It's very odd that I never saw The Age of Innocence before: it came out when I was sixteen, an age at which I'd watch anything new (particularly something new by Martin Scorsese) and particularly something romantic, but most curiously, I adored Michelle Pfieffer (as you'll read in this week's style icon section), she was a kind of childhood idol of mine, strangely enough.
Still, it was not until this weekend that I actually saw the adaptation of Edith Wharton's classic tortured romance thwarted by social codes. With Saul Bass's excellent budding flowers on lace introduction, it was easy for me to settle into the mood.
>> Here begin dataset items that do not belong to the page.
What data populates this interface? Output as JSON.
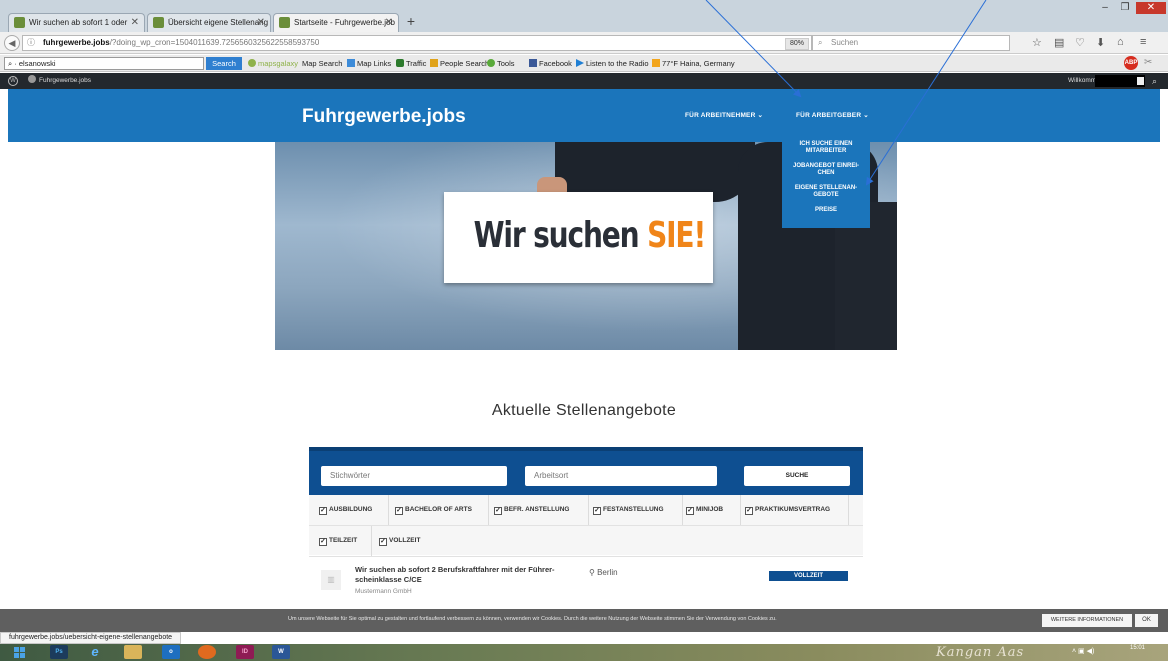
{
  "browser": {
    "tabs": [
      {
        "label": "Wir suchen ab sofort 1 oder"
      },
      {
        "label": "Übersicht eigene Stellenang"
      },
      {
        "label": "Startseite - Fuhrgewerbe.job"
      }
    ],
    "url_host": "fuhrgewerbe.jobs",
    "url_path": "/?doing_wp_cron=1504011639.7256560325622558593750",
    "zoom": "80%",
    "search_placeholder": "Suchen"
  },
  "toolbar": {
    "input_value": "elsanowski",
    "search_label": "Search",
    "items": [
      {
        "label": "mapsgalaxy",
        "icon": "mapsgalaxy-logo-icon",
        "color": "#8fb24a"
      },
      {
        "label": "Map Search",
        "icon": "map-search-icon",
        "color": "#ffffff"
      },
      {
        "label": "Map Links",
        "icon": "map-links-icon",
        "color": "#3d8bd8"
      },
      {
        "label": "Traffic",
        "icon": "traffic-light-icon",
        "color": "#2c7a2c"
      },
      {
        "label": "People Search",
        "icon": "people-search-icon",
        "color": "#e0a31a"
      },
      {
        "label": "Tools",
        "icon": "tools-icon",
        "color": "#5aaa3a"
      },
      {
        "label": "Facebook",
        "icon": "facebook-icon",
        "color": "#3b5998"
      },
      {
        "label": "Listen to the Radio",
        "icon": "play-icon",
        "color": "#1f7fd4"
      },
      {
        "label": "77°F Haina, Germany",
        "icon": "weather-icon",
        "color": "#f2a51c"
      }
    ]
  },
  "wpbar": {
    "site_name": "Fuhrgewerbe.jobs",
    "welcome": "Willkommen"
  },
  "site": {
    "logo": "Fuhrgewerbe.jobs",
    "nav": [
      {
        "label": "FÜR ARBEITNEHMER ⌄"
      },
      {
        "label": "FÜR ARBEITGEBER ⌄"
      }
    ],
    "dropdown": [
      {
        "label": "ICH SUCHE EINEN MITARBEITER"
      },
      {
        "label": "JOBANGEBOT EINREI-CHEN"
      },
      {
        "label": "EIGENE STELLENAN-GEBOTE"
      },
      {
        "label": "PREISE"
      }
    ],
    "brand_color": "#1b75bb"
  },
  "hero": {
    "sign_text": "Wir suchen",
    "sign_highlight": "SIE!",
    "highlight_color": "#f08519"
  },
  "jobs": {
    "title": "Aktuelle Stellenangebote",
    "keyword_placeholder": "Stichwörter",
    "location_placeholder": "Arbeitsort",
    "search_label": "SUCHE",
    "filters": [
      {
        "label": "AUSBILDUNG"
      },
      {
        "label": "BACHELOR OF ARTS"
      },
      {
        "label": "BEFR. ANSTELLUNG"
      },
      {
        "label": "FESTANSTELLUNG"
      },
      {
        "label": "MINIJOB"
      },
      {
        "label": "PRAKTIKUMSVERTRAG"
      },
      {
        "label": "TEILZEIT"
      },
      {
        "label": "VOLLZEIT"
      }
    ],
    "listing": {
      "title": "Wir suchen ab sofort 2 Berufskraftfahrer mit der Führer-scheinklasse C/CE",
      "company": "Mustermann GmbH",
      "location": "Berlin",
      "type": "VOLLZEIT"
    }
  },
  "cookie": {
    "text": "Um unsere Webseite für Sie optimal zu gestalten und fortlaufend verbessern zu können, verwenden wir Cookies. Durch die weitere Nutzung der Webseite stimmen Sie der Verwendung von Cookies zu.",
    "more_label": "WEITERE INFORMATIONEN",
    "ok_label": "OK"
  },
  "status_url": "fuhrgewerbe.jobs/uebersicht-eigene-stellenangebote",
  "taskbar": {
    "apps": [
      {
        "label": "Ps",
        "color": "#1c3b5c"
      },
      {
        "label": "e",
        "color": "#1a73c9"
      },
      {
        "label": "",
        "color": "#d9b45a"
      },
      {
        "label": "o",
        "color": "#1e6fc0"
      },
      {
        "label": "",
        "color": "#e06a1f"
      },
      {
        "label": "ID",
        "color": "#8e1b54"
      },
      {
        "label": "W",
        "color": "#2b5797"
      }
    ],
    "signature": "Kangan Aas",
    "time": "15:01"
  }
}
Pfieffer, I'm happy to report, has almost never looked as radiant and Daniel Day Lewis is absolutely smoldering. Even Noni is cast well (which is rare) as a bright faced, simple women to whom women's emancipation is unfathomable. The rest of the cast is equally perfect and includes some of my favorite character actors like Jonathan Pryce, Richard E. Grant and Sian Phillips (who you might recognize from a far juicier role in the fantastic I, Claudius).
The gentile New York City of the late nineteenth century is impeccably presented by Scorsese and all of its finery. Shot of exterior sets (the mansion by Central Park is mind blowing), interiors (drool over the rarely used ballroom), and food, food food are an opulent feast for the eyes (see a photo essay of all the food in the movie I put together here).
The stifling social codes may be the things of modern women's nightmare, but there's some appeal to the diamond crusted archery brooches, white gloves worn at dinner, petit fours, and drawing rooms stuffed with brocades, gold and paintings of cheetahs.
Despite the long running time, I still found it to be sweepingly romantic, but be wary of watching it with those who are not fans of historical romance; this was one of the few movies Jim and I have disagreed on.